Exosomes/microvesicles microRNA-423-3p derived from cardiac fibroblasts mediates the cardioprotective effects of ischemic postconditioning.

Aims: A recent study reported the cardioprotective effects mediated by cardiac fibroblasts (CFs) during acute phase of ischemia-reperfusion injury. Little is known about whether exosomes/microvesicles mediate this beneficial effect and whether ischemia postconditioning (Postcon) can regulate this process. Here, we aimed to investigate the cardioprotective effect of CFs-exosomes/microvesicles and whether Psotcon can regulates this effect.

Methods and Results: By using a transwells co-culture system, we found that hypoxia-reoxygenation (H/R) significantly increased the exosomes/microvesicles secretion of CFs and CFs protected H9C2 cells against H/R injury and Postcon could amplify these effects. Inhibition of CFs exosomes/microvesicles secretion led to a significant abrogation on the amplified protective effect of H/R-Postcon. We further demonstrated that Postcon enhanced the cardioprotective effect of CFs-exosomes/microvesicles both in vitro and in vivo. To detect the underlying mechanism, exosomes/microvesicles microRNAs were analyzed by RNA sequencing and quantitative polymerase chain reaction, our results revealed that miR-423-3p expression was selectively enhanced by Postcon in CFs exosomes/microvesicles. By co-culture H9C2 cells with CFs-exosomes/microvesicles enriching with miR-423-3p, we demonstrated that H/R-Postcon exerted cardioprotective effects by up-regulation of miR-423-3p in CFs-exosomes/microvesicles. RNA-fluorescence in situ hybridization and qPCR demonstrated that the decreasing of miR-423-3p is closely related to IRI, by inhibited miR-423-3p expression with its antagomir in vivo, we demonstrated that miR-423-3p plays an essential mediate role in I/R-Postcon-induced cardioprotection against I/R in vivo, Postcon may exert cardioprotective effect by up-regulation of miR-423-3p in CFs exosomes/microvesicles. Gain- and loss-of-function approaches suggested that rescuing the down-regulated miR-423-3p might be a potential strategy to protect the cardiomyocytes against H/R. Using computational predictions tools and luciferase reporter assay, we demonstrated that miR-423-3p regulates the expression of RAP2C in H9C2 cells, and knockdown of RAP2C by siRNA obviously increased cell viability and reduced apoptosis in H9C2 cells under H/R.

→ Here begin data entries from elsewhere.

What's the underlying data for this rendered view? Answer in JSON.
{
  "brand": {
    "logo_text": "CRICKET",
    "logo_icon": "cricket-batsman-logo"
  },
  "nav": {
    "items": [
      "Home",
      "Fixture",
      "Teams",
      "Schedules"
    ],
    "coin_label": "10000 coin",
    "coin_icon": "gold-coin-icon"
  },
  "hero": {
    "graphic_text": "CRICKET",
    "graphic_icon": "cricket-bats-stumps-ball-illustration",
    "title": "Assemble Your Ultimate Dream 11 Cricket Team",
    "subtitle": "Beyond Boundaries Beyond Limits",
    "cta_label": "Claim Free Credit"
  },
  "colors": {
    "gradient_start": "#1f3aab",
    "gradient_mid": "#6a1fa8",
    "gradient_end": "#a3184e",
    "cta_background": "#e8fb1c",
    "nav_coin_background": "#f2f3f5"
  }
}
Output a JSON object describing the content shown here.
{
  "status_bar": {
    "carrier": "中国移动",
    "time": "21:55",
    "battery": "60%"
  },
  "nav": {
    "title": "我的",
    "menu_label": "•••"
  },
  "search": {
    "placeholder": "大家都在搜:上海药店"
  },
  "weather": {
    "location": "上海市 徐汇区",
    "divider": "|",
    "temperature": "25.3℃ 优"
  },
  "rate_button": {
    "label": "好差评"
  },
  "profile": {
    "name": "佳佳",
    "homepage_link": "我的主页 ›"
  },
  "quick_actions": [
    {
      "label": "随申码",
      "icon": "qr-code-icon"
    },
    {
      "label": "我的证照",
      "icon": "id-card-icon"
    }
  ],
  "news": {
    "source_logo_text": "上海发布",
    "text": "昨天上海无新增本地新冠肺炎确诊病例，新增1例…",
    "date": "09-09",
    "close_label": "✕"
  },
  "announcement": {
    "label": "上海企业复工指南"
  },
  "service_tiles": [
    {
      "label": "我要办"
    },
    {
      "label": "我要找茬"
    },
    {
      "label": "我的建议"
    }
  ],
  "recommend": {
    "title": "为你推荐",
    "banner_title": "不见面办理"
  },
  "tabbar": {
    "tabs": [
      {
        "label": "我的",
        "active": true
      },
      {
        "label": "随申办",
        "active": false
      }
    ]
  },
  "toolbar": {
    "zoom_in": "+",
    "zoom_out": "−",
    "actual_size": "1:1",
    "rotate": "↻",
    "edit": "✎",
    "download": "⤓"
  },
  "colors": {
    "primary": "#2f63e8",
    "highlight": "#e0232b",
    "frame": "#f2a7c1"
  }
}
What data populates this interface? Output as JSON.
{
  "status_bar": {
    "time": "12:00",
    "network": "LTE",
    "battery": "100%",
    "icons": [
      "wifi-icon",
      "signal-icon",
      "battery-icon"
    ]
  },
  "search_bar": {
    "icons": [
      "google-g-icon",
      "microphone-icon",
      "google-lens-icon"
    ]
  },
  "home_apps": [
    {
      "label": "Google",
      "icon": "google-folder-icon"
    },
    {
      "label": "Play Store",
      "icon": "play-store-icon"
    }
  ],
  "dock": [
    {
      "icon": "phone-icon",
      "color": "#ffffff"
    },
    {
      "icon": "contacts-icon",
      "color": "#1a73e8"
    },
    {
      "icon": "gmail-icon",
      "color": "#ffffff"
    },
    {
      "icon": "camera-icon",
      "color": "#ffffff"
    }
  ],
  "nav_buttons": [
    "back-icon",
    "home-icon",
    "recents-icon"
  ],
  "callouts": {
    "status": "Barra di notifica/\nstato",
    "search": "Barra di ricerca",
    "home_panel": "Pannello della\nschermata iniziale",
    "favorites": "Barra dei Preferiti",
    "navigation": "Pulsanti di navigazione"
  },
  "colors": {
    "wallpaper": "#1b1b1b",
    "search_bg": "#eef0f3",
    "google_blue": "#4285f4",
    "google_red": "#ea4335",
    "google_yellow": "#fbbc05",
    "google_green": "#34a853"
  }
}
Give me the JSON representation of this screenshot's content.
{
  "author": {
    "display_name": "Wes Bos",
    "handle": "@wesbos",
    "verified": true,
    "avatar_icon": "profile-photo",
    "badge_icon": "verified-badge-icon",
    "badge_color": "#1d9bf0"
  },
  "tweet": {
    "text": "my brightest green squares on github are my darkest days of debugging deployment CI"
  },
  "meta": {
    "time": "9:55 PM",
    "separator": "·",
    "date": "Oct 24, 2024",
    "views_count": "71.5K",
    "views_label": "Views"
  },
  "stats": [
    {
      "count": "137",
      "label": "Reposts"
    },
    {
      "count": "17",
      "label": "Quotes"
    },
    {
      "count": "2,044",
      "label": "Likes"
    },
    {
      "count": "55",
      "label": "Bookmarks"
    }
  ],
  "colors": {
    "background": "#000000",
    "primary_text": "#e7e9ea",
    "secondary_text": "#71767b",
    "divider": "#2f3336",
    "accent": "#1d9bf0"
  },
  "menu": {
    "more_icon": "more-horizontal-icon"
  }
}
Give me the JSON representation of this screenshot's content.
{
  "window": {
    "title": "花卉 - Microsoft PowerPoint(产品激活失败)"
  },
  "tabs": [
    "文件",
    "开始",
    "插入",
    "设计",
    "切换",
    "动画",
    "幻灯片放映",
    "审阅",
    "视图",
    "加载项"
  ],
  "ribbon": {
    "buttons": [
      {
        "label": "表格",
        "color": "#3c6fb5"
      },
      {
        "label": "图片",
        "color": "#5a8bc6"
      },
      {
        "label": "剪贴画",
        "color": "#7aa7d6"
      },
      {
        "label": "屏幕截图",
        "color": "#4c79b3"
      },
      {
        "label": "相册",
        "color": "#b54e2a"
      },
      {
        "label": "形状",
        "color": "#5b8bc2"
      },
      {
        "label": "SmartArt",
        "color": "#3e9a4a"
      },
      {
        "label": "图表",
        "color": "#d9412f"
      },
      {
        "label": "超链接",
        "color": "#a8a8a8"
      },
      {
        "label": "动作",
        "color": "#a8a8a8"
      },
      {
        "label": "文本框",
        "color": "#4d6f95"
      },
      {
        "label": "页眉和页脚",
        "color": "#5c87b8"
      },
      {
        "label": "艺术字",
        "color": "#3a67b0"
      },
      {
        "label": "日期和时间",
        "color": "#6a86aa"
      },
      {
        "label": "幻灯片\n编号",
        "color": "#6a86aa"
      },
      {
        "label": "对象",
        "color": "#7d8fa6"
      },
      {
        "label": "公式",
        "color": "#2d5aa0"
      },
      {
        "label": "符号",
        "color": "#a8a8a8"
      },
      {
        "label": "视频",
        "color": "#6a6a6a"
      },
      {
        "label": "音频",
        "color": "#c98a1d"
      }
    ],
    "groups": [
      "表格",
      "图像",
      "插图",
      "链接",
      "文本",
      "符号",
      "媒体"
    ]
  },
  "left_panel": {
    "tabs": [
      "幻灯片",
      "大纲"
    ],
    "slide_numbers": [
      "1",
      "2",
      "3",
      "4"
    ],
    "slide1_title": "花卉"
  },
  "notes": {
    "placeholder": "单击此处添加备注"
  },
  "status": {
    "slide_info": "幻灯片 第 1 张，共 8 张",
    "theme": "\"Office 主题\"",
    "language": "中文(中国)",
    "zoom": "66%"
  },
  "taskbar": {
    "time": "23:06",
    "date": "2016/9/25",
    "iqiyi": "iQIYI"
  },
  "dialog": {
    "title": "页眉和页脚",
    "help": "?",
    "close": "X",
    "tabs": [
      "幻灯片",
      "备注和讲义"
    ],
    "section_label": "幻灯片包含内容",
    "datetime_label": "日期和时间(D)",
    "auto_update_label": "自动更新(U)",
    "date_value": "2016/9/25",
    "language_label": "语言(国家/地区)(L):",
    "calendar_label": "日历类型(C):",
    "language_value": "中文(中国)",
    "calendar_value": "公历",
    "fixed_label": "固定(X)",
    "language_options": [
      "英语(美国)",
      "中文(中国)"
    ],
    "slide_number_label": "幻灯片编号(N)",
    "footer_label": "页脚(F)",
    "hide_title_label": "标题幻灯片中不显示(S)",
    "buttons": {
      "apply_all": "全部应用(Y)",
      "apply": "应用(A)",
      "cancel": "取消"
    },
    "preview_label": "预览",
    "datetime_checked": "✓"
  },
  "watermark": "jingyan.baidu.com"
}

Conclusions: In conclusion, we demonstrated, for the first time, that CFs participate in cardioprotective effects via an exosomes/microvesicles pathway during the acute phase of ischemia-reperfusion injury and Postcon can enhance this effect by upregulating the expression of CFs exosomes/microvesicles miR-423-3p, which targets the downstream effector RAP2C.